By Emma Epperly
WNPA Olympia News Bureau
A measure calling for a constitutional amendment and laws that would tackle felon voting, campaign finance and presidential candidate tax returns came in front of the House Committee on State Government and Tribal Relations, last week.
House Bill 1924 would automatically restore voting rights to felons following their release from department of corrections custody. Rep. Laurie Dolan, D-Olympia, is the prime sponsor of the bill.
Sam Merrill, a representative of Quaker Voice on Washington Public Policy, testified in support of the bill saying that it would simplify the process of restoring rights to citizens.
James Paribello of the Washington Voting Justice Coalition testified in support of the bill saying, “The Voting Justice Coalition strongly believes in the restoration of voting rights for those persons released from the department of corrections as the next move towards a more just society.”

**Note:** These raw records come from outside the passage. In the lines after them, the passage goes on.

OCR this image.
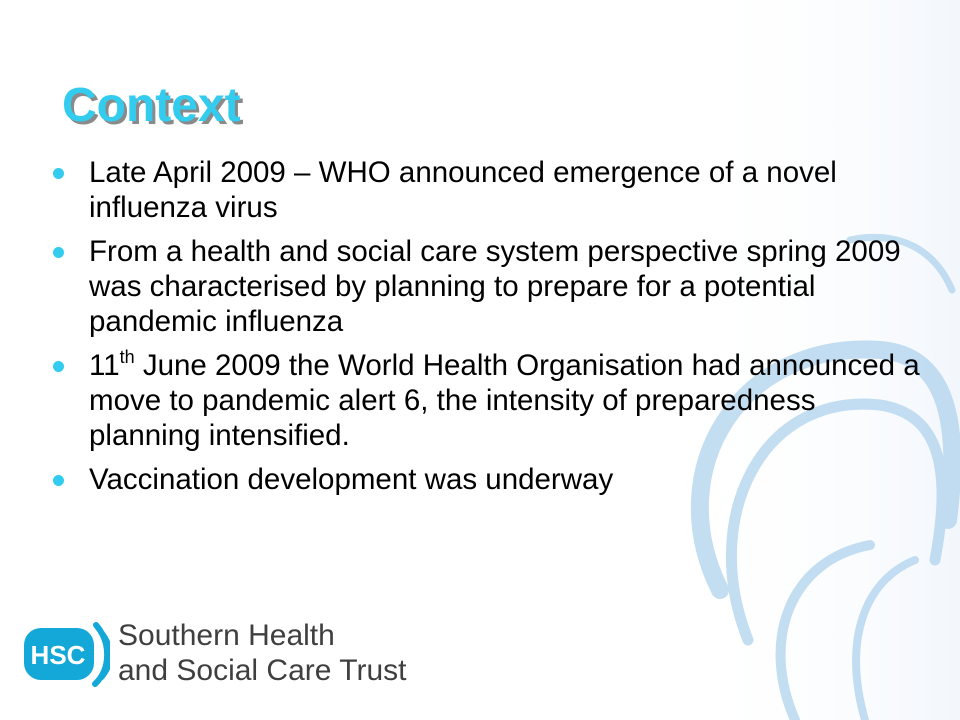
Context
Late April 2009 – WHO announced emergence of a novel influenza virus
From a health and social care system perspective spring 2009 was characterised by planning to prepare for a potential pandemic influenza
11th June 2009 the World Health Organisation had announced a move to pandemic alert 6, the intensity of preparedness planning intensified.
Vaccination development was underway
HSC
Southern Health
and Social Care Trust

HB 1698 would require presidential candidates to release their federal income tax returns 63 days before the primary.
Sponsored by Democratic representatives only, the bill would require at least the last five years of tax returns and would allow the secretary of state to redact confidential information.
If candidates do not comply they would not appear on the primary ballot.
Jay Jennings, from the office of the Secretary of State, testified that the bill could be seen as an attempt to amend the U.S. Constitution through state law and would probably result in significant legal action.
Carol Butterfield, of Seattle, read a statement in support of the bill written by Jeffrey M. Feldman, an attorney and professor at the University of Washington Law School. In Feldman’s statement, he implied that this is a legal action that would hold up in court.
Citizen activist Sue Edwards, who in 2017 wrote Initiative 912, which never advanced to appear on a ballot but required the same thing as HB 1698, testified in support of the bill.
House Joint Memorial 4004 asks the U.S. Congress and the president to call a convention of states to amend the constitution to limit independent political spending on campaigns.
The Supreme Court’s ruling in the Citizens United vs. Federal Election Commission case in 2010 removed restrictions on spending that “resulted in the unjust influence of powerful economic forces,” according to the memorial. Rep. Marcus Riccelli, D-Spokane, is the prime sponsor.
The bill has no Republican sponsors.
Rep. Sherry Appleton D-Poulsbo, noted that there have been a significant number of requests for a convention in the past and one has yet to happen.
A request for a convention must be made by two-thirds of the states on the same subject for a convention to be called.
Mike Monetta, the national director of Wolf-PAC, an organization working to amend the constitution on the issue, testified in support of the resolution.
Seattle resident Stephen Richter testified in opposition of the bill.
Richter said he is fearful that a convention of states would turn into a “runaway convention” making changes not relevant to the purpose of the convention.
Testimony on the memorial continued for almost an hour. HJM 4004 was scheduled for executive session on Tuesday, Feb. 19.